Как это осуществить, если такая необходимость возникнет, Марина знать не знала. Правда, Валентина ей сообщила, что ее мнимого дедушку зовут Александр Евлампиевич, но ничего другого об этом гражданине она сказать не могла.

Какого черта мне ломать голову еще и над этим, подумала Марина, забиваясь в самый дальний уголок лестничной клетки – поближе к окну – и закуривая. Вряд ли Кортнев вообще имеет представление, что гражданин Авилов А.Е. живет на свете. Да и на нее, Марину Летову, он скорее всего посмотрит только мельком – пока будет открывать дверь Катковской, если та, конечно, дала ему ключ.

Летова, впрочем, считала, что ключа у Кортнева нет. Все-таки ключ – лишняя улика. В таком случае он выйдет из лифта, позвонит и будет ждать, когда ком-позиторша ему откроет. На это уйдет минуты две-три. За это время она, Марина, должна успеть его сфотографировать, причем так, чтобы в кадр попал не только подлый изменник, но и табличка с номером квартиры Катковской – для пущей солидности.

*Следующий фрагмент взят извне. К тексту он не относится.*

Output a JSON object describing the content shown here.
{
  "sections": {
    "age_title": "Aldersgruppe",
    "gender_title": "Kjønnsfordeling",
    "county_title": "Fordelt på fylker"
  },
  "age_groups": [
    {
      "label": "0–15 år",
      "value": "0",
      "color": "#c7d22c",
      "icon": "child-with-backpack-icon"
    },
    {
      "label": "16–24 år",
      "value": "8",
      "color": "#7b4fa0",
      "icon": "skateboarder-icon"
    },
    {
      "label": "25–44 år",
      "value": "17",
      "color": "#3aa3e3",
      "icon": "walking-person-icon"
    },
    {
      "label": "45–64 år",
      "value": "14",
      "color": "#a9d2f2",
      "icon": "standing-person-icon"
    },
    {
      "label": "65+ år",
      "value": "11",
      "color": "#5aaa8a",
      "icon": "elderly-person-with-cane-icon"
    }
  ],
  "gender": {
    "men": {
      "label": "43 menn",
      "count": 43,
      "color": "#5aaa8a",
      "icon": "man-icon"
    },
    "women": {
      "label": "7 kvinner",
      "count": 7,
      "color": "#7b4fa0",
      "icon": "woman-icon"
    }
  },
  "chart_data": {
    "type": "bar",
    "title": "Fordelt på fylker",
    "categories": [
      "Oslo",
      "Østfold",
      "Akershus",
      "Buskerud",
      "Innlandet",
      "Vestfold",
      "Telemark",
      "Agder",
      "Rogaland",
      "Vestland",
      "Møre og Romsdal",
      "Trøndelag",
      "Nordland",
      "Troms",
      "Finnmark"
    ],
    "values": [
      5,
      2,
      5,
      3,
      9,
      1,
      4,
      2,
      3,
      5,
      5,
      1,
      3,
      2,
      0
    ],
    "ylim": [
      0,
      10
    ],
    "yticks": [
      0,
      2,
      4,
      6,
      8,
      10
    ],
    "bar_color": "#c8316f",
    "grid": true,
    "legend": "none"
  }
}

Тогда уж Кортневу точно не отвертеться, сказала себе Марина. Если Дианке захочется во всем удостовериться лично, ей останется только заехать в местный ДЭЗ и свериться с домовой книгой. Или того проще: зная точный адрес композиторши, ее имя, фамилию и возраст, получить по телефону из справочного бюро подтверждение, что гражданка Катковская существует на самом деле и проживает по указанному адресу.

Марина еще раз проверила затвор фотоаппарата – да какой там затвор, кнопку – и лишний раз убедилась, что все устроено очень просто. Нажал – и порядок: снимок есть. Правда, перед этим еще требовалось открыть сумочку, но у всякой женщины столько причин, чтобы без конца туда лазать, что это ее действие не должно вызвать у Кортнева ни малейшего подозрения. На всякий случай Летова запаслась даже тяжелой связкой ключей, чтобы иметь возможность вытащить ее и при необходимости продемонстрировать. Дескать, пришла к дедушке, его нет дома, вот она и тычет в замочную скважину ключом – что тут особенного?

Борис снизошел к ее настойчивым просьбам и на лестничной клетке пролетом ниже – как намеревался поначалу – не стоял. Они с Валентиной ждали ее внизу – в машине.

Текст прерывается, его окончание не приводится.